Thursday, April 8, 2010

Former Attorney General refuses to apologize for violent remark: "A stake should be driven through Hayworth's heart"

There is a double standard out there when it comes to rude remarks directed at conservatives. Former Arizona Attorney General Grant Woods, a liberal Republican-mostly-turned-Democrat who appears to have some relationship with McCain (McCain's wife has advertising on Wood's website for Hensley beer, which is owned by her family), has not apologized for saying about JD, "Someone needs to drive a stake through this guy's heart." Instead, he is now making fun of Hayworth being upset over it.

Here is the article from the Arizona Republic covering it -

Hayworth: 'Violent remarks' show double-standard

Former Rep. J.D. Hayworth, who is challenging Sen. John McCain in the Aug. 24 GOP primary, today elaborated on his reaction to a McCain ally's suggestion that "Someone needs to drive a wooden stake through this guy's heart."
Hayworth characterized the comment by former Arizona Attorney General Grant Woods in Newsweekmagazine as a "death threat." Woods said he was just using a metaphor (wooden stakes are used to slay vampires), but Hayworth compares the incident with a 2006 campaign television ad in which his Democratic opponent, Harry Mitchell, showed him in what appeared to be a sniper scope.
The Mitchell ad sought to symbolize that Hayworth was the "target" of a federal investigation (which Hayworth insists he never was), but Hayworth and others took it as a threat on Hayworth's life.
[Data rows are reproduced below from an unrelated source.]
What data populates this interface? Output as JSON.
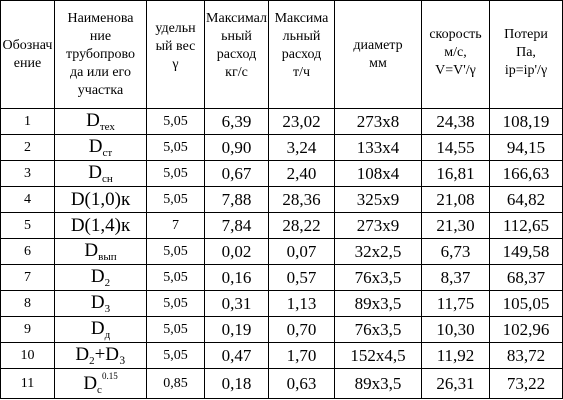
{
  "headers": [
    "Обозначение",
    "Наименование трубопровода или его участка",
    "удельный вес γ",
    "Максимальный расход кг/с",
    "Максимальный расход т/ч",
    "диаметр мм",
    "скорость м/с, V=V'/γ",
    "Потери Па, ip=ip'/γ"
  ],
  "header_lines": [
    "Обознач\nение",
    "Наименова\nние\nтрубопрово\nда или его\nучастка",
    "удельн\nый вес\nγ",
    "Максимал\nьный\nрасход\nкг/с",
    "Максима\nльный\nрасход\nт/ч",
    "диаметр\nмм",
    "скорость\nм/с,\nV=V'/γ",
    "Потери\nПа,\nip=ip'/γ"
  ],
  "rows": [
    {
      "num": "1",
      "desig": {
        "base": "D",
        "sub": "тех",
        "sup": "",
        "tail": ""
      },
      "weight": "5,05",
      "kgs": "6,39",
      "th": "23,02",
      "diam": "273х8",
      "speed": "24,38",
      "loss": "108,19"
    },
    {
      "num": "2",
      "desig": {
        "base": "D",
        "sub": "ст",
        "sup": "",
        "tail": ""
      },
      "weight": "5,05",
      "kgs": "0,90",
      "th": "3,24",
      "diam": "133х4",
      "speed": "14,55",
      "loss": "94,15"
    },
    {
      "num": "3",
      "desig": {
        "base": "D",
        "sub": "сн",
        "sup": "",
        "tail": ""
      },
      "weight": "5,05",
      "kgs": "0,67",
      "th": "2,40",
      "diam": "108х4",
      "speed": "16,81",
      "loss": "166,63"
    },
    {
      "num": "4",
      "desig": {
        "base": "D(1,0)к",
        "sub": "",
        "sup": "",
        "tail": ""
      },
      "weight": "5,05",
      "kgs": "7,88",
      "th": "28,36",
      "diam": "325х9",
      "speed": "21,08",
      "loss": "64,82"
    },
    {
      "num": "5",
      "desig": {
        "base": "D(1,4)к",
        "sub": "",
        "sup": "",
        "tail": ""
      },
      "weight": "7",
      "kgs": "7,84",
      "th": "28,22",
      "diam": "273х9",
      "speed": "21,30",
      "loss": "112,65"
    },
    {
      "num": "6",
      "desig": {
        "base": "D",
        "sub": "вып",
        "sup": "",
        "tail": ""
      },
      "weight": "5,05",
      "kgs": "0,02",
      "th": "0,07",
      "diam": "32х2,5",
      "speed": "6,73",
      "loss": "149,58"
    },
    {
      "num": "7",
      "desig": {
        "base": "D",
        "sub": "2",
        "sup": "",
        "tail": ""
      },
      "weight": "5,05",
      "kgs": "0,16",
      "th": "0,57",
      "diam": "76х3,5",
      "speed": "8,37",
      "loss": "68,37"
    },
    {
      "num": "8",
      "desig": {
        "base": "D",
        "sub": "3",
        "sup": "",
        "tail": ""
      },
      "weight": "5,05",
      "kgs": "0,31",
      "th": "1,13",
      "diam": "89х3,5",
      "speed": "11,75",
      "loss": "105,05"
    },
    {
      "num": "9",
      "desig": {
        "base": "D",
        "sub": "д",
        "sup": "",
        "tail": ""
      },
      "weight": "5,05",
      "kgs": "0,19",
      "th": "0,70",
      "diam": "76х3,5",
      "speed": "10,30",
      "loss": "102,96"
    },
    {
      "num": "10",
      "desig": {
        "base": "D",
        "sub": "2",
        "sup": "",
        "tail": "+D₃"
      },
      "weight": "5,05",
      "kgs": "0,47",
      "th": "1,70",
      "diam": "152х4,5",
      "speed": "11,92",
      "loss": "83,72"
    },
    {
      "num": "11",
      "desig": {
        "base": "D",
        "sub": "c",
        "sup": "0.15",
        "tail": ""
      },
      "weight": "0,85",
      "kgs": "0,18",
      "th": "0,63",
      "diam": "89х3,5",
      "speed": "26,31",
      "loss": "73,22"
    }
  ]
}
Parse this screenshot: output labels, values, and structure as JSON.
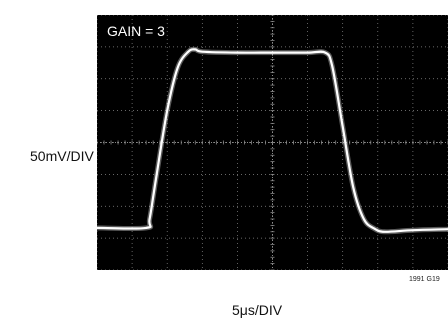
{
  "chart_data": {
    "type": "line",
    "annotation": "GAIN = 3",
    "ylabel": "50mV/DIV",
    "xlabel": "5μs/DIV",
    "figure_id": "1991 G19",
    "grid": true,
    "background": "#000000",
    "trace_color": "#ffffff",
    "grid_color": "#8a8a8a",
    "xlim": [
      0,
      10
    ],
    "ylim": [
      0,
      8
    ],
    "x_unit": "div",
    "y_unit": "div",
    "series": [
      {
        "x": [
          0,
          1.4,
          1.5,
          1.7,
          2.0,
          2.3,
          2.6,
          2.8,
          3.0,
          4.0,
          5.0,
          6.0,
          6.5,
          6.7,
          7.0,
          7.3,
          7.6,
          7.9,
          8.2,
          9.0,
          10
        ],
        "y": [
          1.32,
          1.32,
          1.6,
          3.0,
          5.0,
          6.35,
          6.85,
          6.92,
          6.85,
          6.82,
          6.82,
          6.82,
          6.82,
          6.4,
          4.5,
          2.6,
          1.6,
          1.3,
          1.2,
          1.25,
          1.28
        ]
      }
    ]
  }
}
Back in 2006, partisan bloggers argued about whether the commercial showed Hayworth targeted by a rifle or framed by a camera lens. Mitchell upset Hayworth, a 12-year incumbent, in that House race.
Hayworth continued to condemn the violent imagery used by Woods.
"Can you imagine if someone from this campaign had said that about Mr. McCain? I don't think Mr. Woods would be hiding behind the metaphorical argument," Hayworth told AZ/DC. "It continues to show a double-standard is alive and well. But I have no interest into getting into a battle of wits with an unarmed guy like Grant Woods."
Hayworth added: "But I do take umbrage at violent remarks, no matter how retroactively metaphorical they suddenly become. But then again, I guess there is a double-standard when different public figures can be put in the crosshairs of sniper scopes, et. al., and that's not newsworthy when other remarks about alleged threats suddenly do occupy center stage. But that's fine. I understood that and understand that."